Legisladores da União Europeia acordam novas regras para proteger adultos vulneráveis
Legisladores da União Europeia acordam novas regras para proteger adultos vulneráveis

Com o número de pessoas que precisam de apoio, para tomar decisões sobre aspetos pessoais, a aumentar na União Europeia (UE) e tendo em conta que a previsão é a de que a proporção de pessoas com mais de 65 anos que vivem com algum tipo de deficiência aumente 77% até 2050, é considerada a necessidade legislação que proteja esses cidadãos europeus.

O Conselho da UE e o Parlamento Europeu acabam de chegar a um acordo sobre novas regras para garantir os direitos dos adultos que necessitam de proteção ou apoio em situações transfronteiriças. Direitos também relacionados com venda de bens, cuidados médicos ou mudança para outro país.

As novas regras deverão proteger os direitos dos adultos que deixam de ser capazes de tomar decisões sem que tenham algum tipo de apoio – por exemplo, os que possuem doenças relacionadas à idade, como a doença Alzheimer, que contam com o apoio de um familiar ou outro representante.

A nova legislação irá estar de acordo, também, com as normas internacionais estabelecidas pela Convenção de Haia sobre a Proteção de Adultos. Legislação que salvaguardará a autonomia de adultos vulneráveis, incluindo a sua liberdade de fazer as suas próprias escolhas, quando se deslocam dentro da UE.

Especificamente, a legislação vai determinar qual é o tribunal competente para tomar medidas de proteção num caso transfronteiriço, que lei se aplica e as condições para o reconhecimento e execução de medidas ou poderes de representação estabelecidos no exterior.

As pessoas vulneráveis ​​merecem dignidade e autonomia, independentemente de onde se desloquem dentro da UE”, afirmou Costas Fytiris, Ministro da Justiça e da Ordem Pública da República de Chipre.

Os adultos que necessitam de proteção devem ter segurança jurídica e que as suas escolhas devem ser reconhecidas e respeitadas em qualquer lugar da nossa União”, acrescentou o Ministro.

Principais aspetos da nova legislação:

A nova regulamentação esclarece qual é tribunal que tem jurisdição em casos transfronteiriços envolvendo a proteção de adultos. A legislação assenta na Convenção de Haia, que vincula a jurisdição a fatores como a residência habitual da pessoa, a sua nacionalidade ou a localização de seus bens.

O regulamento também permitirá que o adulto escolha o tribunal que deverá tratar do seu caso, desde que exista uma ligação clara entre a pessoa e o tribunal escolhido.

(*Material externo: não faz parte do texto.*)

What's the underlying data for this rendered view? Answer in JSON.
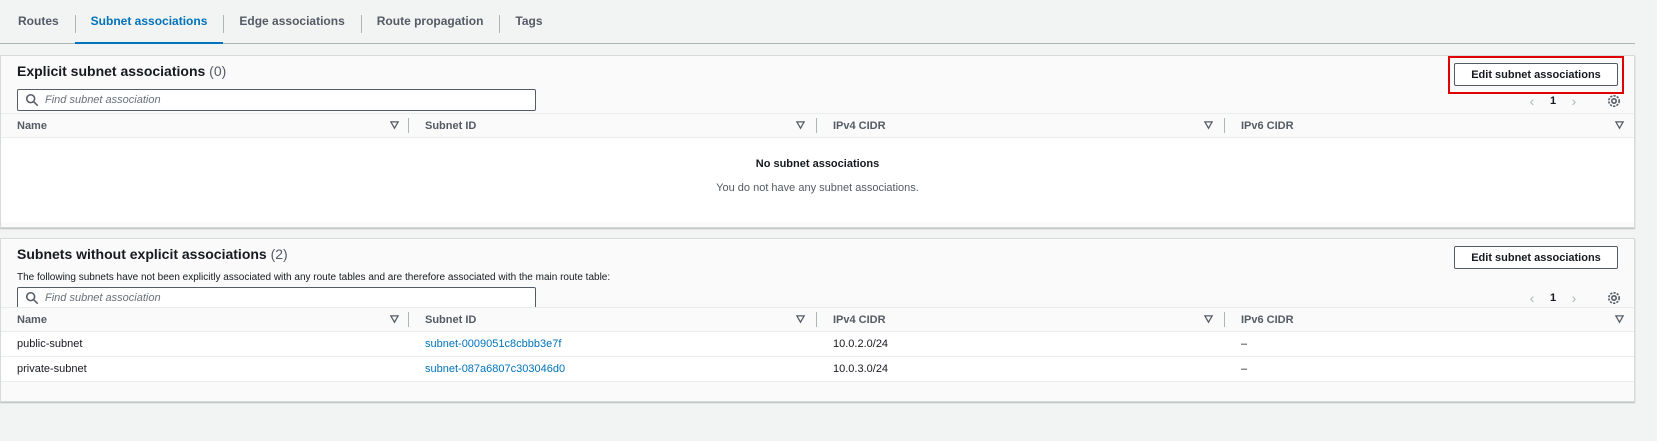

Para garantir a segurança jurídica transfronteiriça, o regulamento prevê o reconhecimento automático das medidas de proteção adotadas em outro Estado-Membro, com apenas algumas exceções – por exemplo, se um adulto não teve uma oportunidade genuína e efetiva de ser ouvido.

A legislação vai garantir ainda que os documentos legais, como as escrituras notariais, terão os mesmos efeitos nos outros Estados-Membros que têm no país onde foram emitidos.

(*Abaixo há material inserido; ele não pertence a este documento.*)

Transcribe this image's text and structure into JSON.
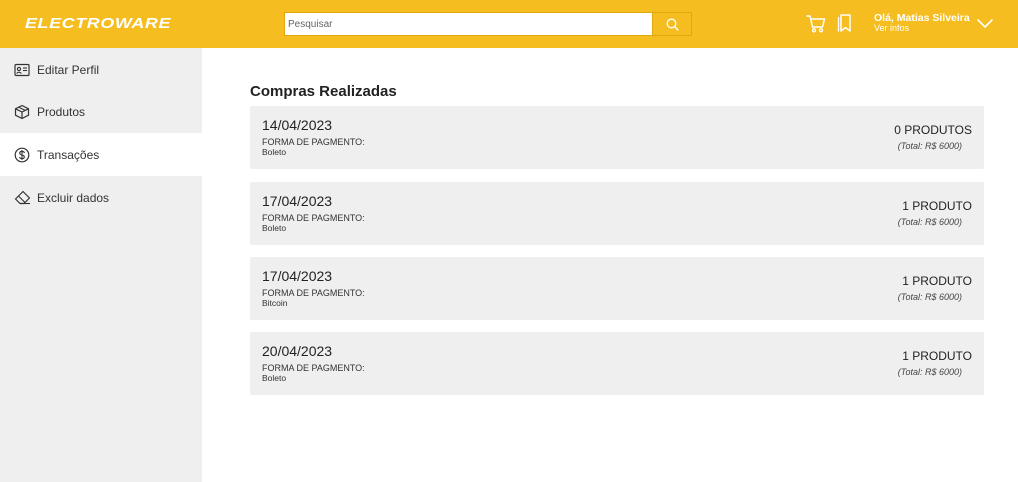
{
  "header": {
    "logo_text": "ELECTROWARE",
    "search": {
      "placeholder": "Pesquisar"
    },
    "icons": {
      "cart": "cart-icon",
      "bookmark": "bookmark-icon",
      "search": "search-icon"
    },
    "user": {
      "greeting": "Olá, Matias Silveira",
      "subtitle": "Ver infos"
    }
  },
  "sidebar": {
    "items": [
      {
        "label": "Editar Perfil",
        "icon": "id-card-icon",
        "active": false
      },
      {
        "label": "Produtos",
        "icon": "package-icon",
        "active": false
      },
      {
        "label": "Transações",
        "icon": "dollar-circle-icon",
        "active": true
      },
      {
        "label": "Excluir dados",
        "icon": "eraser-icon",
        "active": false
      }
    ]
  },
  "main": {
    "title": "Compras Realizadas",
    "purchases": [
      {
        "date": "14/04/2023",
        "payment_label": "FORMA DE PAGMENTO:",
        "payment_method": "Boleto",
        "count": "0 PRODUTOS",
        "total": "(Total: R$ 6000)"
      },
      {
        "date": "17/04/2023",
        "payment_label": "FORMA DE PAGMENTO:",
        "payment_method": "Boleto",
        "count": "1 PRODUTO",
        "total": "(Total: R$ 6000)"
      },
      {
        "date": "17/04/2023",
        "payment_label": "FORMA DE PAGMENTO:",
        "payment_method": "Bitcoin",
        "count": "1 PRODUTO",
        "total": "(Total: R$ 6000)"
      },
      {
        "date": "20/04/2023",
        "payment_label": "FORMA DE PAGMENTO:",
        "payment_method": "Boleto",
        "count": "1 PRODUTO",
        "total": "(Total: R$ 6000)"
      }
    ]
  },
  "colors": {
    "accent": "#f5bd1f",
    "sidebar_bg": "#efefef",
    "card_bg": "#efefef"
  }
}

Na nova lei, o termo “colocação de um adulto” refere-se a decisões judiciais que abordam o local onde um adulto deve viver, como por exemplo, a determinação de seu domicílio. Inclui também situações em que um adulto incapaz de expressar seus desejos precisa ser internado numa instituição de cuidados num Estado-Membro diferente do seu.

O regulamento estipula que as autoridades devem considerar o interesse do adulto e respeitar a sua vontade e preferências quando se tratar da sua colocação num Estado-Membro da UE diferente do seu local de residência habitual. Para dar flexibilidade aos Estados-Membros, o texto da lei acordado permite também que um Estado-Membro se oponha à colocação de um adulto no seu território – por exemplo, se não concordar com as razões que justificam a colocação.

A legislação acordada introduz um novo certificado de apoio e representação válido à escala da UE, que facilitará aos representantes de adultos que necessitam de proteção a comprovação dos seus poderes e da sua autorização para prestar apoio a essa pessoa noutro Estado-Membro.